Panel 209
“Gimana kalau pake motor saya aja, Mas.” Putri mencoba memberi usul. “Tapi…”
“Tapi?”
“Scoopy,”
***
“Bangsatt!" makinya pelan supaya tidak terdengar oleh Putri. “Basah, kotor pula!"
Ah, perkara motor dan helm sebenarnya tidak sial-sial amat, hanya terasa sedikit konyol saja.
Pukul enam Zafran sudah pergi meninggalkan kontrakan yang tentunya masih kosong. Entahlah, mungkin Satya dan Jonathan pulang larut lagi karena harus lembur. Dan sialnya malam ini langit terlihat lebih gelap dibanding hari biasanya. Bintang-bintang pun tak terlihat kilaunya. Zafran hanya berharap semoga hujan tidak turun.
Jarak kontrakan tempat tinggal Zafran ke Apotek Wijaya sebenarnya tidak jauh dan jarang sekali macet. Tapi agaknya malam ini pengecualian. Pasalnya setelah bermacet ria dan saling beradu bunyi klakson barulah ia tahu kalau ternyata di ujung jalan sana sedang digelar acara pengajian rutin yang tenda terpalnya memakan hampir setengah badan jalan.
Butuh waktu hingga dua puluh menit untuk Zafran sampai di tempat ini, Apotek Wijaya.
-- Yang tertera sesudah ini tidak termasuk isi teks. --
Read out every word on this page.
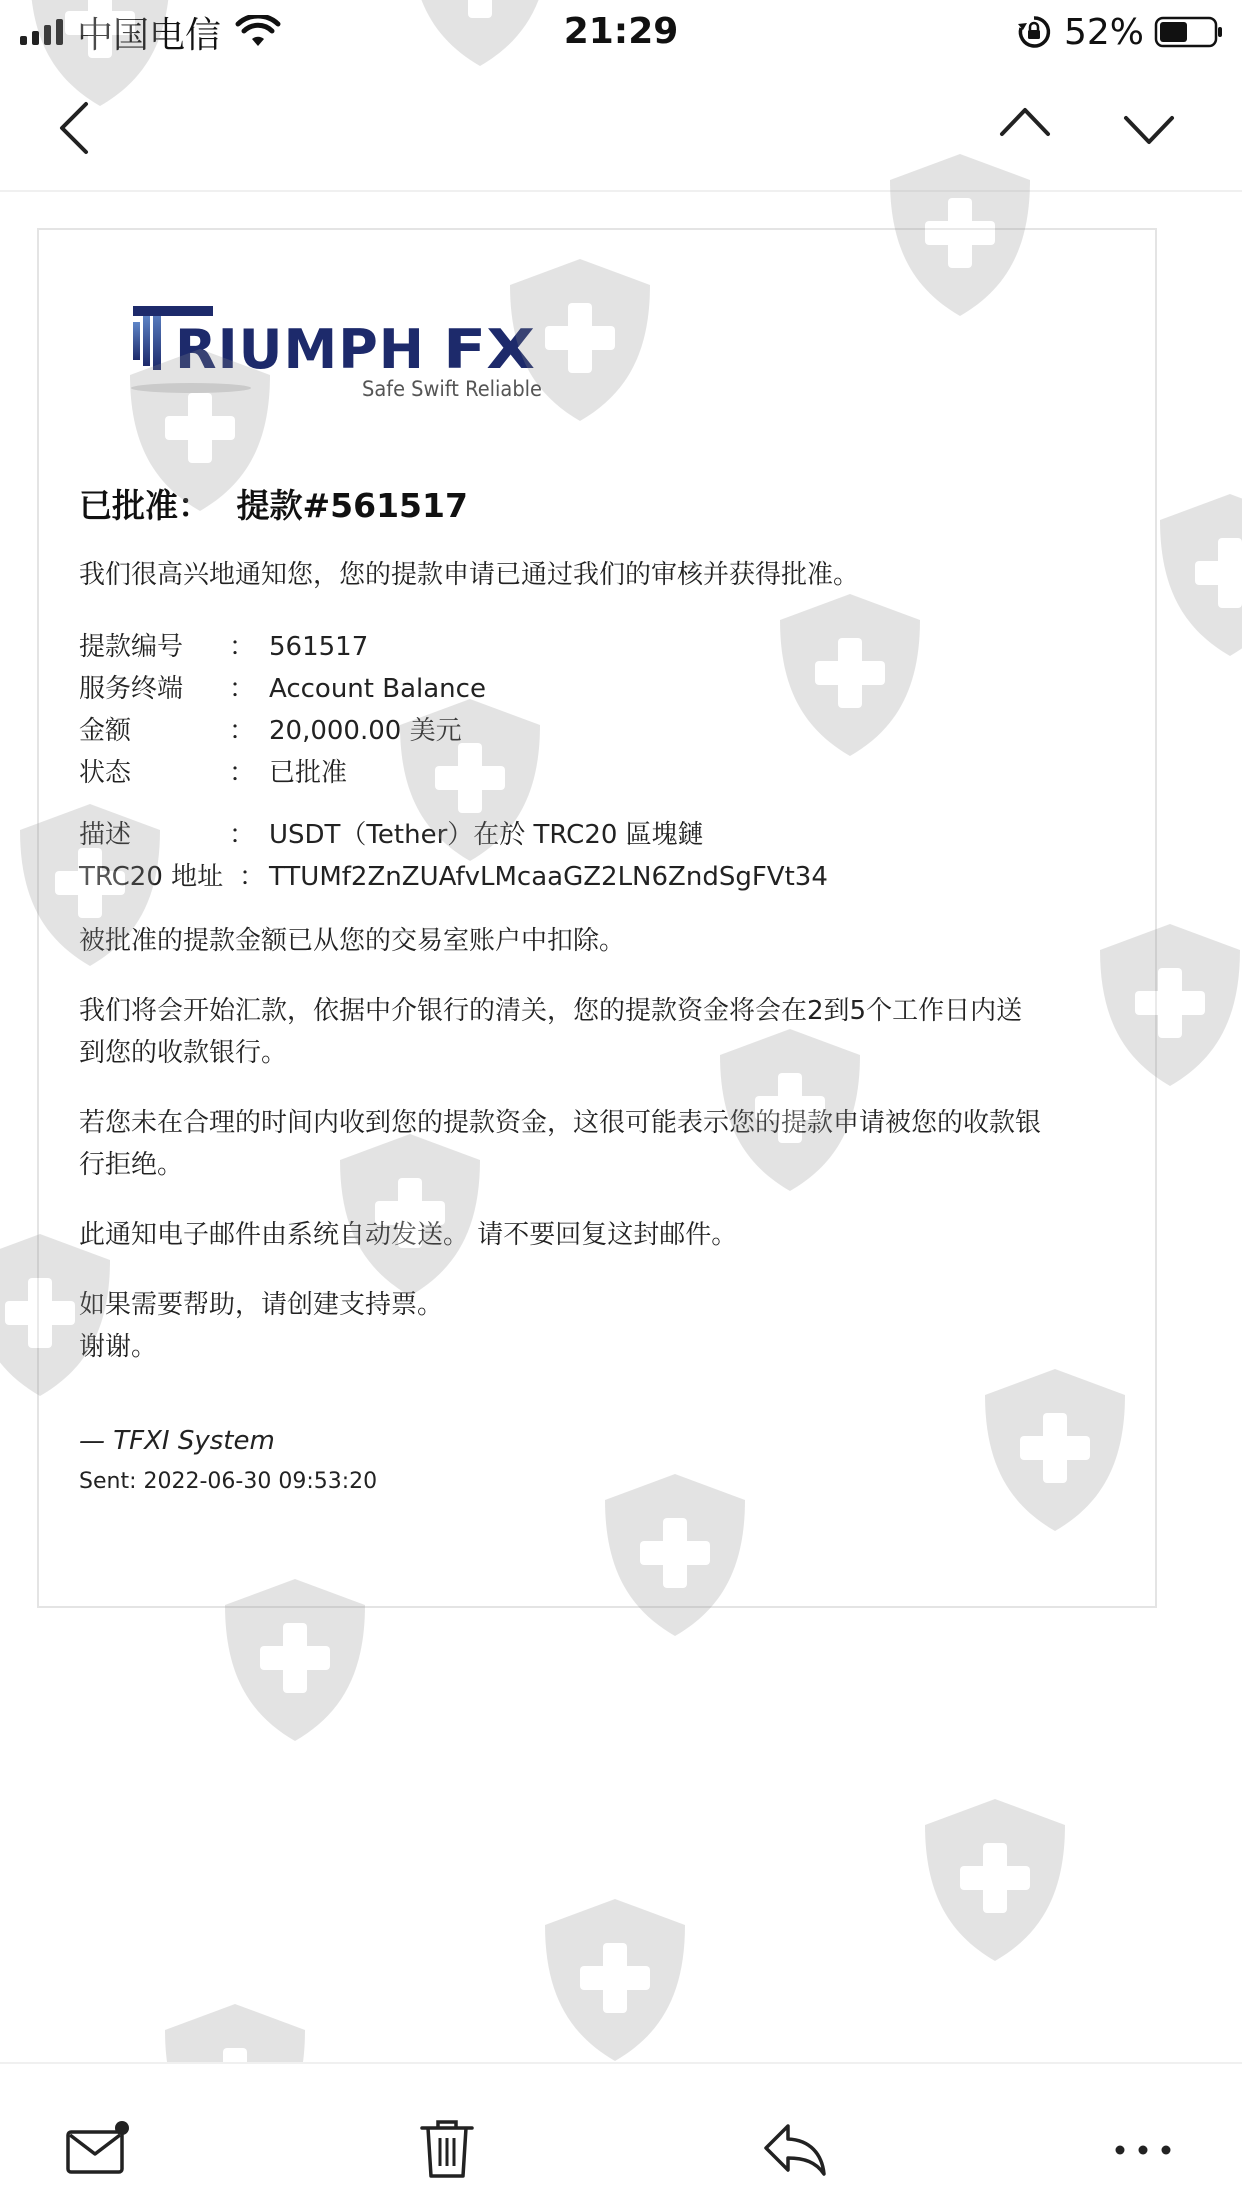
中国电信	21:29	52%
RIUMPH FX
Safe Swift Reliable
已批准： 提款#561517

我们很高兴地通知您，您的提款申请已通过我们的审核并获得批准。

提款编号	： 561517
服务终端	： Account Balance
金额	： 20,000.00 美元
状态	： 已批准
描述	： USDT（Tether）在於 TRC20 區塊鏈
TRC20 地址 ： TTUMf2ZnZUAfvLMcaaGZ2LN6ZndSgFVt34

被批准的提款金额已从您的交易室账户中扣除。

我们将会开始汇款，依据中介银行的清关，您的提款资金将会在2到5个工作日内送

到您的收款银行。

若您未在合理的时间内收到您的提款资金，这很可能表示您的提款申请被您的收款银

行拒绝。

此通知电子邮件由系统自动发送。 请不要回复这封邮件。

如果需要帮助，请创建支持票。

谢谢。

— TFXI System

Sent: 2022-06-30 09:53:20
"Eh, Mas Zafran. Mau ambil obat lagi nih?" sapa Diki saat hendak mengeluarkan motor dari parkiran. "Tapi kok tumben rapi bener, Mas. Pake jaket sama celana jeans segala. Biasanya juga cuma koloran doang sama kaos oversized doang."
"Mau ket—"
"Widiiihh! Naik ninja!” Diki yang kaget melihat tampilan Zafran langsung menghampirinya. Lebih tepatnya menghampiri motor Zafran yang baru dilihatnya. “Keren...keren, gagah banget. Gokil! Tapi tumben banget naik motor gede. Beat orennya ke mana, Mas?"
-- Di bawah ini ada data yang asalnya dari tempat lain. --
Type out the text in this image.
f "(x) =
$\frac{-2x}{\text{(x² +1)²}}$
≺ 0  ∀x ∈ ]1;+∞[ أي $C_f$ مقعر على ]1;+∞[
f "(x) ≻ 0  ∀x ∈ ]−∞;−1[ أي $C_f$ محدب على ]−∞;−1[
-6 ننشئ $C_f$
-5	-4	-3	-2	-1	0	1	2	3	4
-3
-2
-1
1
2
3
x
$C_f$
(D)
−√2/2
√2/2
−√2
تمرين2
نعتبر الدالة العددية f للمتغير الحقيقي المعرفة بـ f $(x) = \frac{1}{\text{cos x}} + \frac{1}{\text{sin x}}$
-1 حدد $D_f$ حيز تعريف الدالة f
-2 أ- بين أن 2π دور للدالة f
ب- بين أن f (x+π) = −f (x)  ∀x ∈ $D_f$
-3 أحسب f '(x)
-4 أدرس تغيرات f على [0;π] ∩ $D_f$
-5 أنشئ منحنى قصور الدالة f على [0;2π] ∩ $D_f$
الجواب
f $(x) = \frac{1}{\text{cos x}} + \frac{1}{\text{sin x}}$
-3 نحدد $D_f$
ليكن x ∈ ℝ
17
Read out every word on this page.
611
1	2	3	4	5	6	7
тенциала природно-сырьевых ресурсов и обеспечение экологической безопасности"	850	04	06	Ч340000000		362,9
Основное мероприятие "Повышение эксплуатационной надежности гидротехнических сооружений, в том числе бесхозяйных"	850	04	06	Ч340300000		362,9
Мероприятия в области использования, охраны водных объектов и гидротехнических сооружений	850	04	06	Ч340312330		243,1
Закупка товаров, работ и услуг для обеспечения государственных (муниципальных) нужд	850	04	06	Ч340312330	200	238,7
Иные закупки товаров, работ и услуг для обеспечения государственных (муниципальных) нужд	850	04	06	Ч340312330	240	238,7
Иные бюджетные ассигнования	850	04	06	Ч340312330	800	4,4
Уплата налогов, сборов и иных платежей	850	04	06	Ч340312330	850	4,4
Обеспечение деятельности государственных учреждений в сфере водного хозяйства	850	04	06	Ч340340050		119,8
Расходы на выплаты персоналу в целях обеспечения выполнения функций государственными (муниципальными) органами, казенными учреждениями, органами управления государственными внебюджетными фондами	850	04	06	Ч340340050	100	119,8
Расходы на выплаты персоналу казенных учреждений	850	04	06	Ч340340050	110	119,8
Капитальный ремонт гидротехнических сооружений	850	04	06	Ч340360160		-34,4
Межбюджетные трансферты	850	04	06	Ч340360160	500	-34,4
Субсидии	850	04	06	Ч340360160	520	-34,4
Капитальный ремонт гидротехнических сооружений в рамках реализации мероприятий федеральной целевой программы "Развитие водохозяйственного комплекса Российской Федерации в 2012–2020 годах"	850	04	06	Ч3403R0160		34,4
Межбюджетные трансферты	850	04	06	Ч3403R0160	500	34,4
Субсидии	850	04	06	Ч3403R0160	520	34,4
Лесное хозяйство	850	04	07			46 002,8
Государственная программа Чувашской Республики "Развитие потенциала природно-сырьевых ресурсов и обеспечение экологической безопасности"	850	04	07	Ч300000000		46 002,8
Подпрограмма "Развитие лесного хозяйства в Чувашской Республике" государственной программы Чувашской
Saking sudah sering bertemu dengan Zafran, Diki pun sudah terlihat santai berbicara dengannya. Sesekali juga kadang keduanya mengobrol di warung makan depan apotek saat jam istirahat. Makanya keduanya sudah tidak terlihat canggung. Bahkan sekarang mereka berdua sudah saling berbicara informal dengan mengganti panggilannya menjadi “gue-lo”.
"Masuk bengkel," jawab Zafran asal. "Mau ke mana lo kok ngeluarin motor? Bukannya tutup jam sembilan ya?"
"Mau ke kampus bentar, Mas. Ada barang yang ketinggalan."
“Oh.”
“Mau ketemu Mba Putri ya, Mas?” tebak Diki sambil tersenyum menyeringai seperti sedang meledek.
“Iya. Ada kan?”
“Ada di dalem, barusan aja masuk. Baru pulang dari seminar apa gitu sore tadi.” Zafran hanya membalas dengan anggukan. “Gue duluan ya, Mas. Takut keburu ilang barangnya hehehe.”
“Ya, hati-hati lo, lagi banyak begal.”
“Yaelah, Mas, kampus gue kan deket. Betewe, tenang aja Mas, gue dukung sepenuhnya pokoknya,” ujar Diki dengan tangan yang terkepal layaknya sedang memberi semangat. Awalnya Zafran tidak paham apa yang dimaksud Diki, tapi setelah melihat alis Diki yang naik turun dan pandangan matanya yang mengarah ke pintu masuk, Zafran langsung paham. “Semangat, Mas!” lanjutnya dan langsung melenggang pergi.
“Dasar bocah.”
Tak berselang lama setelah perginya Diki, Putri menghampiri Zafran di teras apotek. Pakaiannya masih sama seperti pakaian siang tadi yang ia kenakan untuk menghadiri seminar. Kaos putih berlengan pendek yang dilapisi blazer dan dipadukan dengan rok midi berwarna cream.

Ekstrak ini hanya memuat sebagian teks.